Reputation: 77
I have a RewriteRule setup to change
http://kn3rdmeister.com/blog/post.php?y=2012&m=07&d=04&id=4
into
http://kn3rdmeister.com/blog/2012/07/04/4.php
but that actually redirects where the browser is getting the page from. I want to still display
/blog/post.php?y=xxxx&m=xx&d=xx&id=xx
but have the browser show the simpler URL like
/blog/post/year/month/day/id.php
I read something somewhere about using ProxyPass, but I don't quite know what I'm doing :P
I want people to be able to visit either the post.php URL with the query strings, OR the clean URL with fancy shmancy subdirectories for the dates and get the same content — all while displaying the clean URL in the end.
Upvotes: 4
Views: 1475
Reputation: 143856
You want something like this:
# First if someone actually requests a /blog/post.php URL, redirect them
RewriteCond %{THE_REQUEST} ^(GET|POST|HEAD)\ /blog/post\.php\?y=([0-9]{4})&m=([0-9]{2})&d=([0-9]{2})&id=([0-9]*)\ HTTP/
RewriteRule ^blog/post\.php$ /blog/%2/%3/%4/%5.php [R=301,L]
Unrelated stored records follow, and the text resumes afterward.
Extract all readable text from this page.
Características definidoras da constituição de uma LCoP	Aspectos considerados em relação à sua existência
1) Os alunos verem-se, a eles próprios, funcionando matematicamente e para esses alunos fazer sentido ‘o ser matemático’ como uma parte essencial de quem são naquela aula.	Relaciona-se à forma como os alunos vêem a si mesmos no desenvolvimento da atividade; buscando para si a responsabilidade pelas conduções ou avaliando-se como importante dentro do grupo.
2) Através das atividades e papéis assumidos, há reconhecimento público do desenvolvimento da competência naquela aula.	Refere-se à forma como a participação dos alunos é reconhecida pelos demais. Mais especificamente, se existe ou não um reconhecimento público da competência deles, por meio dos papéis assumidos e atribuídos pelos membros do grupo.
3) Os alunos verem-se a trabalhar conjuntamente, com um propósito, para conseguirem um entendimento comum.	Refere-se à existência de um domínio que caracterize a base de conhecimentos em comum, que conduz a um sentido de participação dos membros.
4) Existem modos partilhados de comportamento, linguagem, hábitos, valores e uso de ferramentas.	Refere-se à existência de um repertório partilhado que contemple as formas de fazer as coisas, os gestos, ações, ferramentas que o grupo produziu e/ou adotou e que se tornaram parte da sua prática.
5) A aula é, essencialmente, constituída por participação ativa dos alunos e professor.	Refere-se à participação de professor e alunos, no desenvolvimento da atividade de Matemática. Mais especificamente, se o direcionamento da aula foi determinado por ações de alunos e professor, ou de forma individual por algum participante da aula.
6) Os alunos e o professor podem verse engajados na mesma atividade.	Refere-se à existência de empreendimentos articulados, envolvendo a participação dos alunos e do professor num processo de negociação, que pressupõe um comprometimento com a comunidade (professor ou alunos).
This will redirect the browser to the /blog/##/##/##/##.php
URI, that will show up in their address bar. Once they get redirected, the browser will then send a request for /blog/##/##/##/##.php
and your server then needs to internally rewrite it back:
# We got pretty URLs, but need to rewrite back to the php request
RewriteRule ^blog/([0-9]{4})/([0-9]{2})/([0-9]{2})/([^\.]+)\.php$ /blog/post.php?y=$1&m=$2&d=$3&id=$4 [L]
This changes everything back internally so that the file /blog/post.php can handle the request.